London fintech Zilch has raised £100m in securitised debt financing in a deal arranged by Deutsche Bank ahead of a hotly-anticipated public listing.
The payments firm, founded in 2018 and valued at $2bn (£1.65bn) last October, said it would use the money to develop new products for a broader base of customers.
Zilch is one of the UK’s largest buy-now pay-later (BNPL) providers, competing with the likes of Klarna and Clearpay. It offers a card allowing consumers to pay via debit or credit which can be paid off in interest-free instalments, rather than a “checkout button” like many other BNPL firms.
“With this new securitisation, we’re poised to triple sales volumes and achieve significant capital efficiencies as we continue to drive billions in commerce to our retail network and, in turn, hundreds of millions in savings and subsidies to our customer base,” co-founder and chief executive Philip Belamant said on Thursday.
The company now has more than 4m customers and processes over 10m monthly payments.
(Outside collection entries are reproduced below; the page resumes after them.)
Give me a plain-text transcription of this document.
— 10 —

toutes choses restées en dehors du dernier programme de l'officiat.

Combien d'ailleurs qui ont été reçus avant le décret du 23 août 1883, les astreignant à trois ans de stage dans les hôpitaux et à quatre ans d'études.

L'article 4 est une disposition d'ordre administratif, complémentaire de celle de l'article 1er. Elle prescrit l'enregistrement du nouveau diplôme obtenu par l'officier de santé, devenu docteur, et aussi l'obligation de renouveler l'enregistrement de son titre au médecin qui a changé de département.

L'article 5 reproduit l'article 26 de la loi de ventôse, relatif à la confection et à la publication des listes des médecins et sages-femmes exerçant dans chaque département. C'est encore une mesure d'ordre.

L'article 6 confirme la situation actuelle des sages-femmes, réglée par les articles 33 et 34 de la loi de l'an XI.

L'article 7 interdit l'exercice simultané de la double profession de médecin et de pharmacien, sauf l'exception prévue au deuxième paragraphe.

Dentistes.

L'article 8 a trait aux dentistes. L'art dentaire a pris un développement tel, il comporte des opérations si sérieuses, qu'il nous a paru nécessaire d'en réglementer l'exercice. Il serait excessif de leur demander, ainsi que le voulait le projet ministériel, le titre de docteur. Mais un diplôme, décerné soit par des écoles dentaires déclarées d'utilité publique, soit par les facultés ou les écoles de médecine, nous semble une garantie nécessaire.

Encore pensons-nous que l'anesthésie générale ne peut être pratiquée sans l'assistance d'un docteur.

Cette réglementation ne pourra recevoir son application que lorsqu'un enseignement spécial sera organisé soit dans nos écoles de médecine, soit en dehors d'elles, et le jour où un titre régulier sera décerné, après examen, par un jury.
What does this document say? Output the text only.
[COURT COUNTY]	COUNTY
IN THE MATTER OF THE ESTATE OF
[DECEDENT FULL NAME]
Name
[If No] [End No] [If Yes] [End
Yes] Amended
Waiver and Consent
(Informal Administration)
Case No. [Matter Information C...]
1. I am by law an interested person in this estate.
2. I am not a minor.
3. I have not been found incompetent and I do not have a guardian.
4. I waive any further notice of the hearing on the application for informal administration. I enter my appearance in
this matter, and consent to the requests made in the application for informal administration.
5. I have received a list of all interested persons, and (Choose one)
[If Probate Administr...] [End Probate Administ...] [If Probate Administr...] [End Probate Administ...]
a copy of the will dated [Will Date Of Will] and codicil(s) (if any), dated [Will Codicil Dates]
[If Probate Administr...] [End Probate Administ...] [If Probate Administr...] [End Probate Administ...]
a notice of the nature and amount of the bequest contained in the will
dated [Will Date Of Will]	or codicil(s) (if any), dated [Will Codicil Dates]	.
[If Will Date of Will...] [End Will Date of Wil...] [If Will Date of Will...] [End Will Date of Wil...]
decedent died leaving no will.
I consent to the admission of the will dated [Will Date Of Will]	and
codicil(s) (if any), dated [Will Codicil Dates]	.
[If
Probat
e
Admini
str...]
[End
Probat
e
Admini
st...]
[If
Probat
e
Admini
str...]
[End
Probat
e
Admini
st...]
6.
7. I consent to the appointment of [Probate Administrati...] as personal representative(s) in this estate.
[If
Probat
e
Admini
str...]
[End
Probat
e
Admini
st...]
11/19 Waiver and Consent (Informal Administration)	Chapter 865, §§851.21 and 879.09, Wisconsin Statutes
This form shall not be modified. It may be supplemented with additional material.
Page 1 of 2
Belamant told City A.M. last month that Zilch expected to hit bottom-line profitability “soon”.
He added that Zilch was planning to launch a stock market listing “within next year or around that mark” but had yet to decide on a location. A London float would come as a major boost to the capital’s beleaguered bourse, which has struggled to attract big-ticket tech listings in recent years.
Zilch has held talks with the Nasdaq, New York Stock Exchange and London Stock Exchange. Belamant himself is a co-chair of trade body Innovate Finance’s “Unicorn Council”, which has made a series of policy recommendations for the UK government to make London a more attractive place for fintech IPOs.
Chief financial officer Hugh Courtney said on Thursday that the new securitisation represented “a major milestone as we work towards an IPO in the future”.